JAKARTA, KOMPAS.com - Kurs rupiah terhadap dollar AS di pasar spot antarbank Jakarta, Rabu sore masih stabil dalam kisaran sempit, karena pelaku pasar cenderung hati-hati untuk masuk pasar, sambil menunggu keluarnya data ekonomi AS.
Nilai tukar rupiah terhadap dollar naik satu poin menjadi Rp 8.964-Rp 8.965 per dollar dibanding penutupan hari sebelumnya Rp 8.965-Rp 8.975.
Direktur Retail Banking PT Bank Mega Tbk, Kostaman Thayib di Jakarta, mengatakan, pelaku asing yang cenderung mengurangi kegiatan mengakibatkan aktifitas pasar lesu, sehingga pergerakan rupiah berada dalam kisaran sempit.
Pelaku asing saat ini hati-hati masuk pasar, mereka menunggu keluarnya data AS mengenai sektor perumahan, tingkat pengangguran dan Data Produk Domestik Bruto, katanya.
Ia mengatakan, kenaikan rupiah relatif kecil itu karena hanya didukung oleh faktor beli dari lokal, sedangkan pelaku asing masih menahan diri. "Pelaku asing masih mencari celah untuk dapat masuk ke pasar sehingga rupiah bisa bergerak naik lebih tajam," katanya.
Kenaikan rupiah itu, lanjut dia, karena pelaku asing merasa jenuh melepas rupiah terus dan saatnya untuk membeli meski kenaikannya belum tinggi.

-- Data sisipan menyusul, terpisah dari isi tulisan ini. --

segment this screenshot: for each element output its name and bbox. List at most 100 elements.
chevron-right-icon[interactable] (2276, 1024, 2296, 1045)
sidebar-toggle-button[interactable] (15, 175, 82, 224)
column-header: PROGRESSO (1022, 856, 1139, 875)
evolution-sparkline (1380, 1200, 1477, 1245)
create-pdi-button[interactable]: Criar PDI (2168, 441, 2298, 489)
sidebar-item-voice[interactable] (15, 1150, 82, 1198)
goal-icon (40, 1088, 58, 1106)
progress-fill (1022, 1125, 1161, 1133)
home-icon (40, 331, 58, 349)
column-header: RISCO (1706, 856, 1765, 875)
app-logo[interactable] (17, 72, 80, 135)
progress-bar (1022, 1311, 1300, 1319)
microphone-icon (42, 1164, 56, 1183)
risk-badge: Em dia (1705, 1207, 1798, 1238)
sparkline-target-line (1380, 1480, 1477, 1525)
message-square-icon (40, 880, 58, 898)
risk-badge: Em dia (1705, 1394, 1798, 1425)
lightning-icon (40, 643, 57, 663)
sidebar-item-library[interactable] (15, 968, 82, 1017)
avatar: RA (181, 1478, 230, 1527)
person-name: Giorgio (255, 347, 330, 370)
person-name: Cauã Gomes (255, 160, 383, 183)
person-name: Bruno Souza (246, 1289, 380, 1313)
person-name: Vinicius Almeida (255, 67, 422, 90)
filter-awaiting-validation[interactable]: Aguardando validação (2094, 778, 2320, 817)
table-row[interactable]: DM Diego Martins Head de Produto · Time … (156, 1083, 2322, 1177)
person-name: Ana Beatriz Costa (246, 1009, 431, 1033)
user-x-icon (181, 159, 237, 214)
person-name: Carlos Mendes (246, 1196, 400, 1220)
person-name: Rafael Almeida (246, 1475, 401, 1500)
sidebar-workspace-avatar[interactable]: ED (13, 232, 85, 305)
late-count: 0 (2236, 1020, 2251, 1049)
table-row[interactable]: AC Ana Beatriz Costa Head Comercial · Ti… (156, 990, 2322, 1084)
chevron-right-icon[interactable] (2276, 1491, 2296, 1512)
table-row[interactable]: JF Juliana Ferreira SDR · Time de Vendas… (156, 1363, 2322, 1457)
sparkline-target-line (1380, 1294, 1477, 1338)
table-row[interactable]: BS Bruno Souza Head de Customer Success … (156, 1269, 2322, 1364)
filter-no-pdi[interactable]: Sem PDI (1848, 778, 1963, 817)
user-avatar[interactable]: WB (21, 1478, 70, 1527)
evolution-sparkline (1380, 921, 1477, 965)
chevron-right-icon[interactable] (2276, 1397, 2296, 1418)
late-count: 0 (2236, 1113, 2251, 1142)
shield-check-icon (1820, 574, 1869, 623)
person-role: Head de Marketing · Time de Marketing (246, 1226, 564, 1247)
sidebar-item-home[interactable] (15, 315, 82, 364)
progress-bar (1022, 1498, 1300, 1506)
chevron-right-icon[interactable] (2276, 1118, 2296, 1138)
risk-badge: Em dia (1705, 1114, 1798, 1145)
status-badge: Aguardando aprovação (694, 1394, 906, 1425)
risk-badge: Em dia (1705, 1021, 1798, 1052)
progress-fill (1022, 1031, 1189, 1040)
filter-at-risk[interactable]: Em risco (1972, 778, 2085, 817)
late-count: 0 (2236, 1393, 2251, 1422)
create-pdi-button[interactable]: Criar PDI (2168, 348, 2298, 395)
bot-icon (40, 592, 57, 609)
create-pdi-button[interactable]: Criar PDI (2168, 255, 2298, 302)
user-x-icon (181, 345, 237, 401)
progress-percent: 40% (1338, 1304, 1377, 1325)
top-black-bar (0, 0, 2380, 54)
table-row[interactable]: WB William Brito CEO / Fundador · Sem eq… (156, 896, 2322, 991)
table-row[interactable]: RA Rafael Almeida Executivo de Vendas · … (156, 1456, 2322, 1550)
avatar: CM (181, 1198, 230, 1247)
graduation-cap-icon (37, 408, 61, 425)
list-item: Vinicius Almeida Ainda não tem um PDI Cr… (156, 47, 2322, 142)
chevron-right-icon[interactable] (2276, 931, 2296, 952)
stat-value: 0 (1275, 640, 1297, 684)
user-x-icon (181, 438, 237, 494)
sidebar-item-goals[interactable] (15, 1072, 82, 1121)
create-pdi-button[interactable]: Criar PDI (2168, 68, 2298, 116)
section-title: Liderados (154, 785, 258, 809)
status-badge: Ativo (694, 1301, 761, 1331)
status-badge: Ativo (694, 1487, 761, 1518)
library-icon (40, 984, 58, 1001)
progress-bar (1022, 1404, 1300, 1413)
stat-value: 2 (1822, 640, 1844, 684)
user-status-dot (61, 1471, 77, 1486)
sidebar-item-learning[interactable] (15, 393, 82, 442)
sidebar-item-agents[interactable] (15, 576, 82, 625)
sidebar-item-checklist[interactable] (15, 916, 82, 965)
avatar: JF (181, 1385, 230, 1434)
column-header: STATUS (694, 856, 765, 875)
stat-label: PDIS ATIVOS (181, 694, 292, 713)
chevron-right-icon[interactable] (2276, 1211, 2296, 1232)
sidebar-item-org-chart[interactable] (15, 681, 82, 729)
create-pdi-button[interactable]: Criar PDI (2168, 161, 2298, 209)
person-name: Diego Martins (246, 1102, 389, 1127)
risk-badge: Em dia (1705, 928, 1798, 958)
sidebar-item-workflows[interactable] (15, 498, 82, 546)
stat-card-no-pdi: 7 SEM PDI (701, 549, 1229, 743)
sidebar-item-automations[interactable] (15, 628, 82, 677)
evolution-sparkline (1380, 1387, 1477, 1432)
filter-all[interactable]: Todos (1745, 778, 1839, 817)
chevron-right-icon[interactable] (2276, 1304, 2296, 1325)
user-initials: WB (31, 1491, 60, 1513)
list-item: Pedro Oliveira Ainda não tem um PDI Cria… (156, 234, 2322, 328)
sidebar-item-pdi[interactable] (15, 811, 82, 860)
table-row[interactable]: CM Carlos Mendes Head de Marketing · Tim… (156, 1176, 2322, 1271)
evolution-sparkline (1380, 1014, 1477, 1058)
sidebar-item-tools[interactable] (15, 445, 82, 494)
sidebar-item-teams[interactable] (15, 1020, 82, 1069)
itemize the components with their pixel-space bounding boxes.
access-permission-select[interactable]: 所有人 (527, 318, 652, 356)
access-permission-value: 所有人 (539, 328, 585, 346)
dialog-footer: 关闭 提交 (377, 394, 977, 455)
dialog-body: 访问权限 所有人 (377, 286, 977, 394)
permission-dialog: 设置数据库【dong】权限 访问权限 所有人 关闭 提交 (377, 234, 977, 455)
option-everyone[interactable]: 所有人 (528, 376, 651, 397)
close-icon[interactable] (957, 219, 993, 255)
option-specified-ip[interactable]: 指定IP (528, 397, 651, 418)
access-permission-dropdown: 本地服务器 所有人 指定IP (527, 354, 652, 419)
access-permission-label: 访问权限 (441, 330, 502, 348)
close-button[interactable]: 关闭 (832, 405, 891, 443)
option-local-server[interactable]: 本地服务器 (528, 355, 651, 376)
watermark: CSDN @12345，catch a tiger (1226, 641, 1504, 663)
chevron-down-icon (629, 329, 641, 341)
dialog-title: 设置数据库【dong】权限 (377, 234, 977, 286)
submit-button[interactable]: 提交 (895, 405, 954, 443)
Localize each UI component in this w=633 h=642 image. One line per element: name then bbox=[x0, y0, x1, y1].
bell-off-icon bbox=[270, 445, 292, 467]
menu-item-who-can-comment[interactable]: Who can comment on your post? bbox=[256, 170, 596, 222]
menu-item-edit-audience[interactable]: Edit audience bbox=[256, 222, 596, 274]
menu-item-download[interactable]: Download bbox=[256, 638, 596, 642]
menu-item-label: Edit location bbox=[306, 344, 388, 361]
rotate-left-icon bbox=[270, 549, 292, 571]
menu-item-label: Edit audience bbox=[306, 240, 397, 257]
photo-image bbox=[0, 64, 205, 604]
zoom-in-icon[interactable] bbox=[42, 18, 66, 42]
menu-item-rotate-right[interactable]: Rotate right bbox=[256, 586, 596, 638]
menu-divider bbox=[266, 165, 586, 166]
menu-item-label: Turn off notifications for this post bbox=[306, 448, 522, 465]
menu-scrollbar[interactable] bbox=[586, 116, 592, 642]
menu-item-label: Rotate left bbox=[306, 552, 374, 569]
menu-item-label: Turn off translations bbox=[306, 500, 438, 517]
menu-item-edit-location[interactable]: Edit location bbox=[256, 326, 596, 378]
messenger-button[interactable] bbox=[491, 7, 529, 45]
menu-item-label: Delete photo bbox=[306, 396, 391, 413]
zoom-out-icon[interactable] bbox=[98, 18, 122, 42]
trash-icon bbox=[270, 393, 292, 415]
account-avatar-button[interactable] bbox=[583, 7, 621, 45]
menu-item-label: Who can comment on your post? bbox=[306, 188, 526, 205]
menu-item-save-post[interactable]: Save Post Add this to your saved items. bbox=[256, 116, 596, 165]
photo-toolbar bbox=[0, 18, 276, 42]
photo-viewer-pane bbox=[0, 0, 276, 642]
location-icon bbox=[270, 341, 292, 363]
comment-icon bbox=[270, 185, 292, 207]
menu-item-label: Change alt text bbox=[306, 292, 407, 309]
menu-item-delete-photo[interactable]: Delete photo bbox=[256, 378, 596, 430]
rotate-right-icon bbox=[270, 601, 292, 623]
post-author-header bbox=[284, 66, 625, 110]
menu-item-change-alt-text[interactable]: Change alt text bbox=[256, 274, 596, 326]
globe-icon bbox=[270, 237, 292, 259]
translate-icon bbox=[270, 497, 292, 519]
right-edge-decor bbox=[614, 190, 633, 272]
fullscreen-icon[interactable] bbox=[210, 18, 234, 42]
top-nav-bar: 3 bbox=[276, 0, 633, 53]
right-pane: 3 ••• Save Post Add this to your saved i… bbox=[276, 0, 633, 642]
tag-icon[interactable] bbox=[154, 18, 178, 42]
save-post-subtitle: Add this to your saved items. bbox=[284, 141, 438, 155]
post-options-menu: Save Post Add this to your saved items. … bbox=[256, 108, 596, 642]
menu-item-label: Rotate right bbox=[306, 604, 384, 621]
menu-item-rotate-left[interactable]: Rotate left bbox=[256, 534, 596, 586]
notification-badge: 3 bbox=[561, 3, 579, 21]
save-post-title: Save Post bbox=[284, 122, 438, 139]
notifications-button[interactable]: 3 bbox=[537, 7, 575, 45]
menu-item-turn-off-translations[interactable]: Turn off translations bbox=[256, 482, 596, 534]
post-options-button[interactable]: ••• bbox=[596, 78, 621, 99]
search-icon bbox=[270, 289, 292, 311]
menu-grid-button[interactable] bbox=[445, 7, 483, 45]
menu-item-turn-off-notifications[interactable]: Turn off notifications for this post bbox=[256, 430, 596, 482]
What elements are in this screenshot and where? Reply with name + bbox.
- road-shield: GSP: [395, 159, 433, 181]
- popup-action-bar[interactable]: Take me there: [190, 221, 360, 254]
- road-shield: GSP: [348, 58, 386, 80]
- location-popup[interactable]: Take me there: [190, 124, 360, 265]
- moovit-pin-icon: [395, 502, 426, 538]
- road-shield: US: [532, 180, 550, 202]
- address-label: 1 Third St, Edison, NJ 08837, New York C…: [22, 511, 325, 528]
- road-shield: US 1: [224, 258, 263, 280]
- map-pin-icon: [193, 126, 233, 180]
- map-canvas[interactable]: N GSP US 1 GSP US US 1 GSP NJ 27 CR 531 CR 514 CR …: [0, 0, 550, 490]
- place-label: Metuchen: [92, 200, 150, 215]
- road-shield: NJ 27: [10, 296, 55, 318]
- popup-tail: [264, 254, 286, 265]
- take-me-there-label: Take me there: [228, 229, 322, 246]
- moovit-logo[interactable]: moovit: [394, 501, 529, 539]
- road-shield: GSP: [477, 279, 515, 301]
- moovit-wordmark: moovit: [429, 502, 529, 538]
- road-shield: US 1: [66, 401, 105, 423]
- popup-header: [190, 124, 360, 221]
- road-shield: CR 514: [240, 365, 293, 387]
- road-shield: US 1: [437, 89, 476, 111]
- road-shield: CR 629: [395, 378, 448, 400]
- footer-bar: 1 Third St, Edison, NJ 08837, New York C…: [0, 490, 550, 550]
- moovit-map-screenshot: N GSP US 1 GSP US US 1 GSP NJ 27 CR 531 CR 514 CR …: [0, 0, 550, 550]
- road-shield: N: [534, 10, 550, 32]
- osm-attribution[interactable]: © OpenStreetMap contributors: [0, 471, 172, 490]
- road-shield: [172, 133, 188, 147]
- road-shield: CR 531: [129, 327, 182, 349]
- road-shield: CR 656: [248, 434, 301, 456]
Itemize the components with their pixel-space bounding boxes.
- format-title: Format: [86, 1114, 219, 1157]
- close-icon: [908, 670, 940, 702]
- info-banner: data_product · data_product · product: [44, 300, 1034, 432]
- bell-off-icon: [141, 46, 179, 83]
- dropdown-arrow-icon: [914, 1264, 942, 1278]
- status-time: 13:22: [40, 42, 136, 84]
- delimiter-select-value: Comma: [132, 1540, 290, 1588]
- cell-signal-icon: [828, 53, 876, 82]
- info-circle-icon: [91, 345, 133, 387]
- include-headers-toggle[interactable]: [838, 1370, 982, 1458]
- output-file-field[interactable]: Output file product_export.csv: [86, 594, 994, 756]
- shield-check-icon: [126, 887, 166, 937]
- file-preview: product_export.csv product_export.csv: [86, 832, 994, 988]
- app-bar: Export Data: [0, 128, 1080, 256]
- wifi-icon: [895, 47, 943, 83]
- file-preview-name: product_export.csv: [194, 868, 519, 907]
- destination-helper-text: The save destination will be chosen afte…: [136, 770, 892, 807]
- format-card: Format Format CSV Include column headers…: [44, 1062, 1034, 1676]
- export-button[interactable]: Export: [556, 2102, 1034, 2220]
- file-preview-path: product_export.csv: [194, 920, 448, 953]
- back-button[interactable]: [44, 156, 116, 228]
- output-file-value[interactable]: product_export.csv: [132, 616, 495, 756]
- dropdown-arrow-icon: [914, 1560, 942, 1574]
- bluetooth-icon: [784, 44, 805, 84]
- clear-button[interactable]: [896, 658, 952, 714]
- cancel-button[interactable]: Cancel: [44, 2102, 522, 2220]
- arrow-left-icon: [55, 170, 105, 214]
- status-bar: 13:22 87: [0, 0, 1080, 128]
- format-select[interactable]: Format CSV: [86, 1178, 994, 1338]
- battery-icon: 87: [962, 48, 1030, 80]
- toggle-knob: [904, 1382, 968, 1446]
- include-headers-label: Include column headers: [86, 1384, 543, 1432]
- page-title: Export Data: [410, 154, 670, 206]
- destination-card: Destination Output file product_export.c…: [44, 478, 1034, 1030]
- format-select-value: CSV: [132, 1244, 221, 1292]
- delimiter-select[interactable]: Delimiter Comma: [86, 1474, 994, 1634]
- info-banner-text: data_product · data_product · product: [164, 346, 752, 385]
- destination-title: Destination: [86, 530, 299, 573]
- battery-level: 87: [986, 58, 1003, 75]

Ia mengatakan, rupiah masih berpeluang untuk naik lagi, apabila kondisi pasar makin membaik. "Kami optimis pasar masih positif sehingga rupiah bisa naik lagi," ujarnya.
Pelaku asing yang masih ingin bermain di pasar itu, karena Indonesia menargetkan pertumbuhan ekonomi 2011 sebesar 6,3 persen. "Pertumbuhan ekonomi sebesar itu menunjukkan bahwa Indonesia optimis ekonomi nasional makin membaik," katanya.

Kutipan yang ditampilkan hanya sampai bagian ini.